How does studying philosophy help you to make sense of the political landscape? Wes, Mark, Dylan, and Seth play pundit and reflect on political rhetoric, elitism, and much more. There is no text for this episode! Freedom!

Episode 155: Richard Rorty Against Epistemology (Part Two)  

Continuing on Philosophy and the Mirror of Nature, Ch. 3–4. Rorty claims that Kantians improperly read Kantian concerns (the connection between the senses and reason) back into the ancients. He thought that Sellars's "epistemological behaviorism" was right on, and despite what you may have heard does not give a bad rep to animals and babies. Plus, psychological nominalism! Woo hoo! End song: "The Ghosts Are Alright" from The Bye-Bye Blackbirds; check out the interview on Nakedly Examined Music #32.

Episode 155: Richard Rorty Against Epistemology (Part One)  

On Philosophy and the Mirror of Nature (1979), Part II: "Mirroring." Is a "theory of knowledge" possible? Rorty thinks that any such account will be a fruitless search for foundations. Knowledge is really just a matter of social agreement, and beliefs must be justified from other beliefs, not from any alleged relationship to reality.

Episode 154: Wilfrid Sellars on the Myth of the Given (Part Two)  

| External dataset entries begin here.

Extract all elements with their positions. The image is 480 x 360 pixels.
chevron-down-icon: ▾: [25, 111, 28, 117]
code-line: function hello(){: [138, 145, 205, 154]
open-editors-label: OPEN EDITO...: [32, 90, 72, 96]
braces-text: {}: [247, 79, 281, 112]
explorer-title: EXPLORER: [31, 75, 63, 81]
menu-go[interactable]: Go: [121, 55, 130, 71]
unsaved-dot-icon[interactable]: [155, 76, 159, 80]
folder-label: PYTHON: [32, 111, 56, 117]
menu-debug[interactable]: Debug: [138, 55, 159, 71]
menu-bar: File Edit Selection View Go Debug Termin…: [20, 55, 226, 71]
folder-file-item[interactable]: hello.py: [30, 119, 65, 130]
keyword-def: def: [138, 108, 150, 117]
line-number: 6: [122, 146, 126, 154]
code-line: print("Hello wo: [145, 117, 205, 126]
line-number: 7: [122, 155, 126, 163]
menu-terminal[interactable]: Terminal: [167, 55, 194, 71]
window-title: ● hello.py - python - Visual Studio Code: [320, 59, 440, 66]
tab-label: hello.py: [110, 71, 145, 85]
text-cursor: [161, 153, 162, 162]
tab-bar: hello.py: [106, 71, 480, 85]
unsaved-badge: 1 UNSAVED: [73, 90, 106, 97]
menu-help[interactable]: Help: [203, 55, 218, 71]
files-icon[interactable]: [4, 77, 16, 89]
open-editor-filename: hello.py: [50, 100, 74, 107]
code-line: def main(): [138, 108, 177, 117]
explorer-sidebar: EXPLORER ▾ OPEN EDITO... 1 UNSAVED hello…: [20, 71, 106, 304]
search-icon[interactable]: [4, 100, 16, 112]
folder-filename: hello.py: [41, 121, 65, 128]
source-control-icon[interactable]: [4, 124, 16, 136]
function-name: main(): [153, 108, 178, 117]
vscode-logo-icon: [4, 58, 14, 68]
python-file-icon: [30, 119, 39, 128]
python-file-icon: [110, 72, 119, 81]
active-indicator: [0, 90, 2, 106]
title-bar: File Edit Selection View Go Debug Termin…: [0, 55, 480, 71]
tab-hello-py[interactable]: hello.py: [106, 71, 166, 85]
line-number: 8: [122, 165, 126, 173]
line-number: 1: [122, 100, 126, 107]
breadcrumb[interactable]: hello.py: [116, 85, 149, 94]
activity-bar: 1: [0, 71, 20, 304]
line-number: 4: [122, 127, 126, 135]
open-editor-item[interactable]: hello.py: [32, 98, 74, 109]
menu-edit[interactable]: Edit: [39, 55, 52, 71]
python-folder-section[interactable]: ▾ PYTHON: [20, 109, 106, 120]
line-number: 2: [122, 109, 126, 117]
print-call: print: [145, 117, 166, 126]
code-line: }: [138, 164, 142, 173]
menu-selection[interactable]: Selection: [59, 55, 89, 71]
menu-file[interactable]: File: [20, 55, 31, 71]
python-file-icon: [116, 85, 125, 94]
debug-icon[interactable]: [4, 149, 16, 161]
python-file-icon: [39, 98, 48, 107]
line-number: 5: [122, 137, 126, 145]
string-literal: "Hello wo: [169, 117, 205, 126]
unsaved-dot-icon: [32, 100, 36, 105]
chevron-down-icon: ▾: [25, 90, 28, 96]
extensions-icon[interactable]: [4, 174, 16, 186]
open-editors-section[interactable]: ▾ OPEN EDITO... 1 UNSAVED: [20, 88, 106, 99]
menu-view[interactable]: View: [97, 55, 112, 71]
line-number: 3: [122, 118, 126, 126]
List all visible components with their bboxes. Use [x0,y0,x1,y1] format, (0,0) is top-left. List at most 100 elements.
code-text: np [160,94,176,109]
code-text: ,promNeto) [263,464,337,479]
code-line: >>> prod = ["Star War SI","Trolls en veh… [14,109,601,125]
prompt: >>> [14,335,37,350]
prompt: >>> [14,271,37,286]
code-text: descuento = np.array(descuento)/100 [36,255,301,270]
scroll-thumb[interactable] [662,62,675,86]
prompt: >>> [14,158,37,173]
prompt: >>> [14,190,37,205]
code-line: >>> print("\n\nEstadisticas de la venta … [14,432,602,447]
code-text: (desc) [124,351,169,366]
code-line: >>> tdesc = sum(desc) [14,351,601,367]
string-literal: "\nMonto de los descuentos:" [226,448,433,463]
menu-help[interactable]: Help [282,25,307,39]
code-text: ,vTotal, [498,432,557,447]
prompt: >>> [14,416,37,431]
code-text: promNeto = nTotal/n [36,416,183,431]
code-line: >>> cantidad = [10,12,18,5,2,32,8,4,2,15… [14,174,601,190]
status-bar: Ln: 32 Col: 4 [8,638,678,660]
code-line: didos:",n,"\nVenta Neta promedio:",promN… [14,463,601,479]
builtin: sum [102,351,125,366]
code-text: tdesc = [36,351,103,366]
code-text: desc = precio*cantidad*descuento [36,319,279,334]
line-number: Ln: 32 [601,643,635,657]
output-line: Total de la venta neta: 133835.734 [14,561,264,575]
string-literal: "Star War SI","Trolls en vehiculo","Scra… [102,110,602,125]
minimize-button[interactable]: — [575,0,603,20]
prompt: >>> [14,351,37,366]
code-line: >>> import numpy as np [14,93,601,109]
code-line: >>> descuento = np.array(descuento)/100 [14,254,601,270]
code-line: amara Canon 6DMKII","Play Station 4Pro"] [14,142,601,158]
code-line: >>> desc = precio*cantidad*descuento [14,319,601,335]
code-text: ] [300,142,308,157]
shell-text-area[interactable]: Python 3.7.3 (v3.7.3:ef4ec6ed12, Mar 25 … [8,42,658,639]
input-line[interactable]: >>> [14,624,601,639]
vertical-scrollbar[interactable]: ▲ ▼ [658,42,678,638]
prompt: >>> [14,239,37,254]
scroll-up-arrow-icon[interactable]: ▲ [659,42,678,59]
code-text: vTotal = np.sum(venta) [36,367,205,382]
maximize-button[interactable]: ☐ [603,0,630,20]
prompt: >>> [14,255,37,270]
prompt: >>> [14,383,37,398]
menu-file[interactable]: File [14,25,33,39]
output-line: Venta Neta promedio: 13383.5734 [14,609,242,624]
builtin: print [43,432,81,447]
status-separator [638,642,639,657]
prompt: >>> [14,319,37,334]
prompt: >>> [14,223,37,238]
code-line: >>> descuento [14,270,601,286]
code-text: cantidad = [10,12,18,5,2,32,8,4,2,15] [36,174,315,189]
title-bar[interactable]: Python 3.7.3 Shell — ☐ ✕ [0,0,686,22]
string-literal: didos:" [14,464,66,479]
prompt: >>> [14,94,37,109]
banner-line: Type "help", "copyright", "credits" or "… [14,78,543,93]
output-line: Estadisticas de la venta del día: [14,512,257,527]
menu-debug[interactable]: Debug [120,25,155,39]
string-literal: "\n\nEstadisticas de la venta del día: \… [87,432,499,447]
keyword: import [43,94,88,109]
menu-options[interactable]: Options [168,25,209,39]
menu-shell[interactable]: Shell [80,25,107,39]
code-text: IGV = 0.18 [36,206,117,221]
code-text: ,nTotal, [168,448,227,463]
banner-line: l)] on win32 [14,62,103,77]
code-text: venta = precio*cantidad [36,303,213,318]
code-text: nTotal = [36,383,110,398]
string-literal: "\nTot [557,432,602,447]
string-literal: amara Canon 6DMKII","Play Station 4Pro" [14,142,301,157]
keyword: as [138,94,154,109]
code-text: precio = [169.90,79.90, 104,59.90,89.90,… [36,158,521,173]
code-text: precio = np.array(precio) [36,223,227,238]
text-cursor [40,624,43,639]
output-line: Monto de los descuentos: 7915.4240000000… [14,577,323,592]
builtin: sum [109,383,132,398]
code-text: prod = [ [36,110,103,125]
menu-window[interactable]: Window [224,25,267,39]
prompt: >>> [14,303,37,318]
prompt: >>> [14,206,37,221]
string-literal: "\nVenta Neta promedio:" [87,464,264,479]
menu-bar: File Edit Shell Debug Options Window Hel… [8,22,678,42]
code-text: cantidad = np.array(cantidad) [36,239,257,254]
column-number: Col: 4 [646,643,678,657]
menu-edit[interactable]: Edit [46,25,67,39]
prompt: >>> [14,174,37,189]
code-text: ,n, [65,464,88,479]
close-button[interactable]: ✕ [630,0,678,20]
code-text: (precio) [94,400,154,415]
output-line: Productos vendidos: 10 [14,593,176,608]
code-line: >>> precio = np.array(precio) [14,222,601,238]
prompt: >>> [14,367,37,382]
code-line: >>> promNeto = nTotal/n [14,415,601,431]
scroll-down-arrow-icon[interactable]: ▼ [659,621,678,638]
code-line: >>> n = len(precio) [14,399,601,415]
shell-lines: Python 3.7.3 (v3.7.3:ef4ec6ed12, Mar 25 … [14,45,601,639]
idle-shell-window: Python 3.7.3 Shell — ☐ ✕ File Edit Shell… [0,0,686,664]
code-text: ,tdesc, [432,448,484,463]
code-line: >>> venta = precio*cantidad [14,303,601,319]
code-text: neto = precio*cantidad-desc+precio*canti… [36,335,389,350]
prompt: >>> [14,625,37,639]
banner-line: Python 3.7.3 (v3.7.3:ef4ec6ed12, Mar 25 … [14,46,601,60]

Continuing on "Empiricism and the Philosophy of Mind." We consider a couple of Sellars's thought experiments, both of which are supposed to show that what we might think are primitive mental terms like "appearance" are really derivative and secondary relative to statements about the external world. With guest Lawrence "Dusty" Dallman. End song: "Senses on Fire" by Mercury Rev. Check out the interview with singer Jonathan Donahue in Nakedly Examined Music ep. 14.

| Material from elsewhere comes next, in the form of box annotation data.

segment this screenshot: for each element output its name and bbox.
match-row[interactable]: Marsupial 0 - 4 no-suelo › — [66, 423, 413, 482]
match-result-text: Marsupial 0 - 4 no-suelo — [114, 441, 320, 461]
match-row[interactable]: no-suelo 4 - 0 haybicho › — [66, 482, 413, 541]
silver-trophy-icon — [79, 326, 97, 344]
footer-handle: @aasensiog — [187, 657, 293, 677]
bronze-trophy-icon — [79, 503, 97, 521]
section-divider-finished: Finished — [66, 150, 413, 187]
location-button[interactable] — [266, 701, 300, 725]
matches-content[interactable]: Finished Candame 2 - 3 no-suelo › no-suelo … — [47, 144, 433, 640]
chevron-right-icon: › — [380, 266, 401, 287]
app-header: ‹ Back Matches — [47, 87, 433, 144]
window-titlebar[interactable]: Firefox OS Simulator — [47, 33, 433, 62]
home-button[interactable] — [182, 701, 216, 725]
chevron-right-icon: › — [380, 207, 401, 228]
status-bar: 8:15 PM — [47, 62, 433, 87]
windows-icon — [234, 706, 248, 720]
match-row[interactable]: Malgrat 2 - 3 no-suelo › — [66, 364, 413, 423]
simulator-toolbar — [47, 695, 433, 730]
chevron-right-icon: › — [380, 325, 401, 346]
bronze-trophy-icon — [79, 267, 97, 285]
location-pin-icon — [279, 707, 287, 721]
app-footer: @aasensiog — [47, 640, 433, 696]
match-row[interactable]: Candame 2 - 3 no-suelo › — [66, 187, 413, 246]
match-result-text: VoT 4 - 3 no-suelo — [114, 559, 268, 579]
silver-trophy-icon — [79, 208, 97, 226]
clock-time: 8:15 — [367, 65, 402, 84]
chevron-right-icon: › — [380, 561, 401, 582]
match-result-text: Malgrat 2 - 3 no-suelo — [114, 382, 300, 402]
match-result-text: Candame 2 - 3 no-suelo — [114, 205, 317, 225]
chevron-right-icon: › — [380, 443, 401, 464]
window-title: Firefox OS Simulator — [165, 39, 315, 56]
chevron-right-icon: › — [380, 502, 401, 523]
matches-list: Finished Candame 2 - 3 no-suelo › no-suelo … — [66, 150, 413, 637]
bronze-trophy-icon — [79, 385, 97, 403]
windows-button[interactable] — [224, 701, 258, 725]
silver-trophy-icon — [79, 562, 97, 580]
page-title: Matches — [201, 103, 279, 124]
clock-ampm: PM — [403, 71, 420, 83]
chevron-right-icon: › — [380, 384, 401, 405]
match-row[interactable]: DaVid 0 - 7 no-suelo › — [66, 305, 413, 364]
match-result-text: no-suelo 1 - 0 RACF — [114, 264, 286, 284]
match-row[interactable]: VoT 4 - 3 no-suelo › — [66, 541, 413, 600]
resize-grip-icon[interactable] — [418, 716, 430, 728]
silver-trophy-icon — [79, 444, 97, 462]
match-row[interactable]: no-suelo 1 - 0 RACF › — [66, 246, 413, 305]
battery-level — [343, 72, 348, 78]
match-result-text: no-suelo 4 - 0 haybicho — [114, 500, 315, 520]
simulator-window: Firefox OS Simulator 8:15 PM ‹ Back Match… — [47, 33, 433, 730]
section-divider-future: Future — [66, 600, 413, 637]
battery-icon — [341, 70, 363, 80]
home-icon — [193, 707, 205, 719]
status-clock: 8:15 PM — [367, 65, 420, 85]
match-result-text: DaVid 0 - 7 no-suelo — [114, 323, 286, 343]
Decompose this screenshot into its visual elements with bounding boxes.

Episode 154: Wilfrid Sellars on the Myth of the Given (Part One)  

On "Empiricism and the Philosophy of Mind" (1956). Is knowledge based on a "foundation," as Descartes, Locke, et al. thought? Sellars says no: The allegedly basic elements upon which knowledge would be built either have to be propositions, in which case they involve a lot of prior knowledge involved in language use and so aren't really basic, or they're "raw feels," in which case they can't actually serve as reasons for anything; reasons have to be propositional. With guest Lawrence Dallman.

Episode 153: Richard Rorty: There Is No Mind-Body Problem (Part Two)  

Continuing on Philosophy and the Mirror of Nature, Part I: "Our Glassy Essence." Rorty relates the immateriality of mind to the ontology of universals. Plus, the return of the semantic/syntactic distinction! With guest Stephen Metcalf. End song: "Wall of Nothingness" from Sky Cries Mary from This Timeless Turning (1994). Listen to Mark's interview with the band's frontman, Roderick Romero, in Nakedly Examined Music ep. 9.